First Lines: Starting with a Bang

Monday, May 15, 2017

I stared at the gun in my hand before transferring my gaze to the dead author on the floor. She deserved to die. It was the only way to stop her from beginning her next romance with yet another car chase.

One approach to first lines is to begin with a bang—a startling event that captures a reader’s or viewer’s attention—such as an abduction or a car chase. Or it can be the literal bang of a gunshot. This type of opening is often used with action adventures, but it isn’t limited to that genre.

For an example from literary fiction, consider the opening paragraph from The Metamorphosis by Franz Kafka (as translated by David Wyllie).

One morning, when Gregor Samsa woke from troubled dreams, he found himself transformed in his bed into a horrible vermin. He lay on his armour-like back, and if he lifted his head a little he could see his brown belly, slightly domed and divided by arches into stiff sections. The bedding was hardly able to cover it and seemed ready to slide off any moment. His many legs, pitifully thin compared with the size of the rest of him, waved about helplessly as he looked.

If waking up to discover you’ve been changed into a giant insect isn’t a startling event, then nothing is. The bang in The Metamorphosis is both unexpected and gigantic.

But the bang doesn’t have to be big to work. Here is the beginning of I Capture the Castle by Dodie Smith.

I write this sitting in the kitchen sink. That is, my feet are in it; the rest of me is on the draining-board, which I have padded with our dog’s blanket and the tea-cosy. I can’t say that I am really comfortable, and there is a depressing smell of carbolic soap, but this is the only part of the kitchen where there is any daylight left. And I have found that sitting in a place where you have never sat before can be inspiring—I wrote my very best poem while sitting on the hen-house. Though even that isn’t a very good poem. I have decided my poetry is so bad that I mustn’t write any more of it.

In these two examples, the first line is the one that creates the bang. And fortunately for the reader, the rest of the paragraph keeps the interest going.

So why doesn’t every story start with a bang? Because it doesn’t always work.

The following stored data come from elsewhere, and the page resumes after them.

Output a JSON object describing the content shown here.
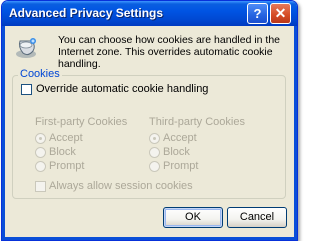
{
  "window": {
    "title": "Advanced Privacy Settings",
    "help_glyph": "?",
    "close_glyph": "✕"
  },
  "intro": {
    "icon": "privacy-settings-icon",
    "text": "You can choose how cookies are handled in the Internet zone. This overrides automatic cookie handling."
  },
  "cookies_group": {
    "legend": "Cookies",
    "override_label": "Override automatic cookie handling",
    "override_checked": false,
    "first_party": {
      "heading": "First-party Cookies",
      "options": [
        "Accept",
        "Block",
        "Prompt"
      ],
      "selected": "Accept"
    },
    "third_party": {
      "heading": "Third-party Cookies",
      "options": [
        "Accept",
        "Block",
        "Prompt"
      ],
      "selected": "Accept"
    },
    "session_label": "Always allow session cookies",
    "session_checked": false
  },
  "buttons": {
    "ok_label": "OK",
    "cancel_label": "Cancel"
  },
  "colors": {
    "titlebar": "#0054e3",
    "face": "#ece9d8",
    "group_legend": "#0046d5",
    "disabled_text": "#aca899"
  }
}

Like every other type of opening, this approach has its pitfalls.

First, it’s too easy to start with an event that has nothing to do with the story. I’ve read many manuscripts and even some published books that fall into this trap. Somebody told the writer to start with a thrilling adventure, so the writer forces a car chase or a murder into the opening of a gentle romance. Unfortunately, it doesn’t fit.

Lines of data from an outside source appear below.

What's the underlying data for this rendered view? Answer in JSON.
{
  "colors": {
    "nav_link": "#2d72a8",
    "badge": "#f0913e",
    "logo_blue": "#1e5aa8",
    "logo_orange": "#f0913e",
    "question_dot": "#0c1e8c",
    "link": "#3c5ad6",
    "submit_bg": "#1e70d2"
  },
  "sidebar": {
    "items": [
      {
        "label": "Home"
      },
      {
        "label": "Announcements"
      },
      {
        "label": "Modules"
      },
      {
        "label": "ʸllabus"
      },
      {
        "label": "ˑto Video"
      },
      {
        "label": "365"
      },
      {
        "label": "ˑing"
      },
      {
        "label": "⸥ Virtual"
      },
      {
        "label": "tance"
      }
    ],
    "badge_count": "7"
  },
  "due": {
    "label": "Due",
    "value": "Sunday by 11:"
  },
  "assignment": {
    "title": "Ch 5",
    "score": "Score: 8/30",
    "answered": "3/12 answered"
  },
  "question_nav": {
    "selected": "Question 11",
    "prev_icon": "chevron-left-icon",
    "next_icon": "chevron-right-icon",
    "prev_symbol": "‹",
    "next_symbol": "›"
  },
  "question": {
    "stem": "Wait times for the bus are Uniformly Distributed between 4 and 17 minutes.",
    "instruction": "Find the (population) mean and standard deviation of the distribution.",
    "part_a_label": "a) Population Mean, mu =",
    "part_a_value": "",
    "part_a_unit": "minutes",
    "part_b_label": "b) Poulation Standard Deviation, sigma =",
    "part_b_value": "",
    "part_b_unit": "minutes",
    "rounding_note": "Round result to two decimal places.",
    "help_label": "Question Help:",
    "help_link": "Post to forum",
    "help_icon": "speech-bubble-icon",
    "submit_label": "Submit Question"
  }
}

But, you may ask, what about Raiders of the Lost Ark? Doesn’t that start with an unrelated adventure? Yes and no. The action sequence that begins the movie is not part of the actual story line, but it is related. First, it tells us something about Indiana Jones’ character. Second, it is consistent with and sets the mood for what follows. For these reasons and possibly others, it works. The car chase or murder that begins the gentle romance can’t claim those connections.

The second pitfall of opening with a bang is the temptation to begin the story in the wrong place. I was writing a women’s fiction novel about a woman who idolized her father until she discovered that he was a swindler. She doesn’t forgive him until she thinks he was killed in a car crash. The accident was the most dramatic event in the story, so I tried to start there. Unfortunately, I would have had to tell most of the story as a flashback. A few writers can pull it off, but I’m not one of them.

If your story allows you to start with a bang naturally, then do it. But if not, there are plenty of other choices.